We can draw box plot as below:
qplot(factor(cyl), mpg, data = mtcars, geom = "boxplot")
and point as:
qplot(factor(cyl), mpg, data = mtcars, geom = "point")
How would you combine both - but just to show a few specific points(say when wt
is less than 2) on top of the box?
Use + geom_point(...)
on your qplot
(just add a + geom_point()
to get all the points plotted).
To plot selectively just select those points that you want to plot:
n <- nrow(mtcars)
# plot every second point
idx <- seq(1,n,by=2)
qplot( factor(cyl), mpg, data=mtcars, geom="boxplot" ) +
geom_point( aes(x=factor(cyl)[idx],y=mpg[idx]) ) # <-- see [idx] ?
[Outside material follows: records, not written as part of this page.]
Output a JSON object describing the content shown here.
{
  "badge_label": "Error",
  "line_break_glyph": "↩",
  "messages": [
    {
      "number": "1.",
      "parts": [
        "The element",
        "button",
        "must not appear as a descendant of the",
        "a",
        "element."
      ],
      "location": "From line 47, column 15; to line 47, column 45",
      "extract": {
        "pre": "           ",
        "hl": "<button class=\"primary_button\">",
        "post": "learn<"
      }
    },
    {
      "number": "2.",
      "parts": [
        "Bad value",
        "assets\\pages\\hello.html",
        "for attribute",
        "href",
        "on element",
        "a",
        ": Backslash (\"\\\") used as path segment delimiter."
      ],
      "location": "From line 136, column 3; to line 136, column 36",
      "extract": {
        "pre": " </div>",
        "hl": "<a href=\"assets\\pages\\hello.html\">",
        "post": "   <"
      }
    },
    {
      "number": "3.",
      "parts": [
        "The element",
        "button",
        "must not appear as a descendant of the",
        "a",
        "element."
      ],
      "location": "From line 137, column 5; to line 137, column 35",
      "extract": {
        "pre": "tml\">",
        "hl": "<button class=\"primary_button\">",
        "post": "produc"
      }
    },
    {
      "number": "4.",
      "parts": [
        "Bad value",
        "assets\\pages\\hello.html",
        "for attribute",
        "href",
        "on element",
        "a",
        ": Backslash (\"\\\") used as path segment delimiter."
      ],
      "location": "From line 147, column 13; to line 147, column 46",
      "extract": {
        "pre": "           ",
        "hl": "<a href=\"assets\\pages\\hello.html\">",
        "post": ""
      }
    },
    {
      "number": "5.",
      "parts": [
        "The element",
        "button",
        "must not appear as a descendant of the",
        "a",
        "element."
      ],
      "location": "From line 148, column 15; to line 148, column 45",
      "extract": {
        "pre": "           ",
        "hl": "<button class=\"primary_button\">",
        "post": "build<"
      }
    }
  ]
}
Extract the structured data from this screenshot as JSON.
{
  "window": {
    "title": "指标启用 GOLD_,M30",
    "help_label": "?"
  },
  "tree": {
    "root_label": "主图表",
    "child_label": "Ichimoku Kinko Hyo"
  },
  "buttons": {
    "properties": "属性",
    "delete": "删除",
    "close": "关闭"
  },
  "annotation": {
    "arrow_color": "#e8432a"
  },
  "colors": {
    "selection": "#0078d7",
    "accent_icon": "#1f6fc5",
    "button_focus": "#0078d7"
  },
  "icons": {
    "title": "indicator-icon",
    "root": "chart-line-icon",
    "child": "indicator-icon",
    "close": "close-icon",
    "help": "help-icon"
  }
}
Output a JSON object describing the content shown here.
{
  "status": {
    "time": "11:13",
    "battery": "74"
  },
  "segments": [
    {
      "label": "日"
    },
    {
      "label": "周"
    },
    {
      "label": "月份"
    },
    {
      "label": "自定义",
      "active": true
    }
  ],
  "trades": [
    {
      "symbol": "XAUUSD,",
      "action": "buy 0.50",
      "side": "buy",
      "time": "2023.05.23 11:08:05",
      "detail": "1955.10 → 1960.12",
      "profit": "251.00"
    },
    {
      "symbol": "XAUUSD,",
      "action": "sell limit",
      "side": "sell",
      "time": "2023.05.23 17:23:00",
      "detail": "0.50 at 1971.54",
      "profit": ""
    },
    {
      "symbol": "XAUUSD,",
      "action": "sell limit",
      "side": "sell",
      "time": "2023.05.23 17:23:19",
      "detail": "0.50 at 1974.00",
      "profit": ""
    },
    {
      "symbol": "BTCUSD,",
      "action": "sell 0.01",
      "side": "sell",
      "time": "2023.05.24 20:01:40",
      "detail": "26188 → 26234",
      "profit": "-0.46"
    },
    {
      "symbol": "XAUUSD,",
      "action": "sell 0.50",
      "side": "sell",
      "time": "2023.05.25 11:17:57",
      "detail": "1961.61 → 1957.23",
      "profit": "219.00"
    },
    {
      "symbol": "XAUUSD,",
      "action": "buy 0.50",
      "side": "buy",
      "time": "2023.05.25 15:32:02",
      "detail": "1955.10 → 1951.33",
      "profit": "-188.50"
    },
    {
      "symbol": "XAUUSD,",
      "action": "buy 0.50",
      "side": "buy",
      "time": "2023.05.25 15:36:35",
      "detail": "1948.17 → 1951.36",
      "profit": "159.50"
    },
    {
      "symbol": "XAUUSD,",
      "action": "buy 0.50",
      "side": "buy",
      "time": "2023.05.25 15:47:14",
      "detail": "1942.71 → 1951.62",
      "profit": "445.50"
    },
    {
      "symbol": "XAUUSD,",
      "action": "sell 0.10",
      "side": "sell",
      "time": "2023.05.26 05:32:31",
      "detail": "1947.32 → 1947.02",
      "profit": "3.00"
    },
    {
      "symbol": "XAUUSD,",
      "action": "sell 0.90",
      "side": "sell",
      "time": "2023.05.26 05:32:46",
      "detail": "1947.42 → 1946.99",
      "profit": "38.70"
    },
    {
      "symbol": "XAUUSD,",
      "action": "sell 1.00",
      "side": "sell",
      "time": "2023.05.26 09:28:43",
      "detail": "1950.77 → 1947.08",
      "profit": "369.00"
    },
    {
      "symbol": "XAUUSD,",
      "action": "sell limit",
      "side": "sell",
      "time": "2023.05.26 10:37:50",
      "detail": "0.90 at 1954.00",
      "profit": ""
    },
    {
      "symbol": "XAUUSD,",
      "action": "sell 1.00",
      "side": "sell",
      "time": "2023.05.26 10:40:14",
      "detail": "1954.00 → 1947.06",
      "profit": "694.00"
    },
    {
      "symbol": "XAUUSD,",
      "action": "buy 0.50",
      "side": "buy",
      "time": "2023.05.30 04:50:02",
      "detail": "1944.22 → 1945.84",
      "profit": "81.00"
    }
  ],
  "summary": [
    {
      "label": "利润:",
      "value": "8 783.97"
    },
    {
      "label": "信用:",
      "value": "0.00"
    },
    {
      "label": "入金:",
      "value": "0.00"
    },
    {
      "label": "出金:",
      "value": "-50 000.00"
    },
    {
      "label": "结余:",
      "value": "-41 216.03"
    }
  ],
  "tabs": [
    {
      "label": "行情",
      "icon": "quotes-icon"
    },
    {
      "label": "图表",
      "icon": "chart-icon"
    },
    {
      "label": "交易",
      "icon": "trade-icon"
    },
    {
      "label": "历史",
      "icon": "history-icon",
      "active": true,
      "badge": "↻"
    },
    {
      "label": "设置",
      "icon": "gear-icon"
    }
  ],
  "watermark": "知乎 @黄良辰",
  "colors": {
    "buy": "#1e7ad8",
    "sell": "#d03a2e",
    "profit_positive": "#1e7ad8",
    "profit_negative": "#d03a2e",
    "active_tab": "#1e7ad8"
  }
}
If you know the points before-hand, you can feed them in directly e.g.:
qplot( factor(cyl), mpg, data=mtcars, geom="boxplot" ) +
geom_point( aes(x=factor(c(4,6,8)),y=c(15,20,25)) ) # plot (4,15),(6,20),...
If you are trying to plot two geoms with two different datasets (boxplot for mtcars, points for a data.frame of literal values), this is a way to do it that makes your intent clear. This works with the current (Sep 2016) version of ggplot (ggplot2_2.1.0
)
library(ggplot2)
ggplot() +
# box plot of mtcars (mpg vs cyl)
geom_boxplot(data = mtcars,
aes(x = factor(cyl), y= mpg)) +
# points of data.frame literal
geom_point(data = data.frame(x = factor(c(4,6,8)), y = c(15,20,25)),
aes(x=x, y=y),
color = 'red')
I threw in a color = 'red'
for the set of points, so it's easy to distinguish them from the points generated as part of geom_boxplot
You can show both by using ggplot()
rather than qplot()
. The syntax may be a little harder to understand, but you can usually get much more done. If you want to plot both the box plot and the points you can write:
boxpt <- ggplot(data = mtcars, aes(factor(cyl), mpg))
boxpt + geom_boxplot(aes(factor(cyl), mpg)) + geom_point(aes(factor(cyl), mpg))
I don't know what you mean by only plotting specific points on top of the box, but if you want a cheap (and probably not very smart) way of just showing points above the edge of the box, here it is:
boxpt + geom_boxplot(aes(factor(cyl), mpg)) + geom_point(data = ddply(mtcars, .(cyl),summarise, mpg = mpg[mpg > quantile(mpg, 0.75)]), aes(factor(cyl), mpg))
Basically it's the same thing except for the data supplied to geom_point
is adjusted to include only the mpg numbers in the top quarter of the distribution by cylinder. In general I'm not sure this is good practice because I think people expect to see points beyond the whiskers only, but there you go.